Tibotec will provide the generic manufacturers with the technical
information and knowledge to allow them to manufacture the single agent
product. The generic manufacturers will pay royalties ranging from two to
five percent. The generic manufacturers will be responsible for timely
regulatory filing for generic TMC278 and for seeking pre-qualification from
the World Health Organization (WHO) and ANDA approvals. To keep medicines
affordable, the generic manufacturers are required to limit their gross
profit margin on the sale of TMC278. Prior to the signing of these
agreements, Tibotec submitted TMC278 for regulatory approval in the U.S.,
Europe, Canada, Switzerland, Australia, Russia and South Korea.
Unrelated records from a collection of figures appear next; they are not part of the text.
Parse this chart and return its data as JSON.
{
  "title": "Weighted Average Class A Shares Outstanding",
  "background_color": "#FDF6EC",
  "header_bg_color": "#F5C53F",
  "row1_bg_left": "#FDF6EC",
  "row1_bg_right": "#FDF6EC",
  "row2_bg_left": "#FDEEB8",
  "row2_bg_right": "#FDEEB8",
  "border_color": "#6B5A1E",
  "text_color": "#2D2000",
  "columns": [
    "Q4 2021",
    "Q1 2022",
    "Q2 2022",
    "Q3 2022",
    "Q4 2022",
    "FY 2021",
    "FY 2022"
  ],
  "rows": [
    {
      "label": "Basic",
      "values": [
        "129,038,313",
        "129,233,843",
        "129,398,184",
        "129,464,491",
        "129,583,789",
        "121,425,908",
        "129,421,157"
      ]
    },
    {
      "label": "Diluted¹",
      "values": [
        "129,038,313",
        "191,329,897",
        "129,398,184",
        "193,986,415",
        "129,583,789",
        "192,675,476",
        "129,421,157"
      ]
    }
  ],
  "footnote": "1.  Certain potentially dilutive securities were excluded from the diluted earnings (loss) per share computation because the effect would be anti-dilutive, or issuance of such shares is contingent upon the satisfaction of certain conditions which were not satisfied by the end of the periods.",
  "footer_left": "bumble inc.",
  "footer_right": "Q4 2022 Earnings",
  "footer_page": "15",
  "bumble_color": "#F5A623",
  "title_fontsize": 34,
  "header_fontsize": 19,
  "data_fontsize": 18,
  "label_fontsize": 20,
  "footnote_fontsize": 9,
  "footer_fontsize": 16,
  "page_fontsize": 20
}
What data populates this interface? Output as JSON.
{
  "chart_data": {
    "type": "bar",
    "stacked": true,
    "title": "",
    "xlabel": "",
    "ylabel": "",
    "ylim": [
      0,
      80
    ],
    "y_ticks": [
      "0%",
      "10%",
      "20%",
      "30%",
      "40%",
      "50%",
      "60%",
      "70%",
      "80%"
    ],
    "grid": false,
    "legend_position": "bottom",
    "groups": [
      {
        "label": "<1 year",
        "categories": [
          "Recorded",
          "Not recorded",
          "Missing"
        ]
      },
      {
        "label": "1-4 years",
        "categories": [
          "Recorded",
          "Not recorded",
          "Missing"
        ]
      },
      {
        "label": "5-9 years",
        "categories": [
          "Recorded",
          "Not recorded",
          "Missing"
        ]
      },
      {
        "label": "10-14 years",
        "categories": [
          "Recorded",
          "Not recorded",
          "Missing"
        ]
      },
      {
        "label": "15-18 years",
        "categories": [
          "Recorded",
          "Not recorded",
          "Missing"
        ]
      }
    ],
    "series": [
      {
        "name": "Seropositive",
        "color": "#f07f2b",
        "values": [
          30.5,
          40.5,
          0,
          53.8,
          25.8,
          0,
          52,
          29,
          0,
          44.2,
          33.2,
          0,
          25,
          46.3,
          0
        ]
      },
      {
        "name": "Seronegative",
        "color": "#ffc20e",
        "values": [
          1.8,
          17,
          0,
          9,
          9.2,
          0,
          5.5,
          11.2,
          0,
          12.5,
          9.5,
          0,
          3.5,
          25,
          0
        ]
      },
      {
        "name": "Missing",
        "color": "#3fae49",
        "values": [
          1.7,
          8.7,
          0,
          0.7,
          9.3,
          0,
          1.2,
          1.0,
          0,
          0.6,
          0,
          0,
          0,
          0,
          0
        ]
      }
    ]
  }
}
Upon
approval, it is expected that TMC278, in combination with other
antiretroviral medicinal products, will be indicated for the treatment of
HIV-1 infection in treatment-naïve adult patients.
The agreements cover the manufacture of TMC278 as a single agent medicine
and a license to develop an FDC product using TMC278 with 300 mg tenofovir
disoproxil fumarate and 300 mg lamivudine.
In July 2009, Tibotec announced that it had entered into a license and
collaboration agreement with Gilead Sciences, Inc. for the development and
commercialization of a new, once-daily, fixed-dose antiretroviral product
containing Tibotec's investigational non-nucleoside reverse transcriptase
inhibitor (NNRTI) TMC278 (rilpivirine hydrochloride) and Gilead's Truvada®
(emtricitabine and tenofovir disoproxil fumarate). Tibotec and Gilead are
committed to working together to make the fixed-dose combination of TMC278
and Truvada available in the developing world and are working towards a
separate agreement for these countries.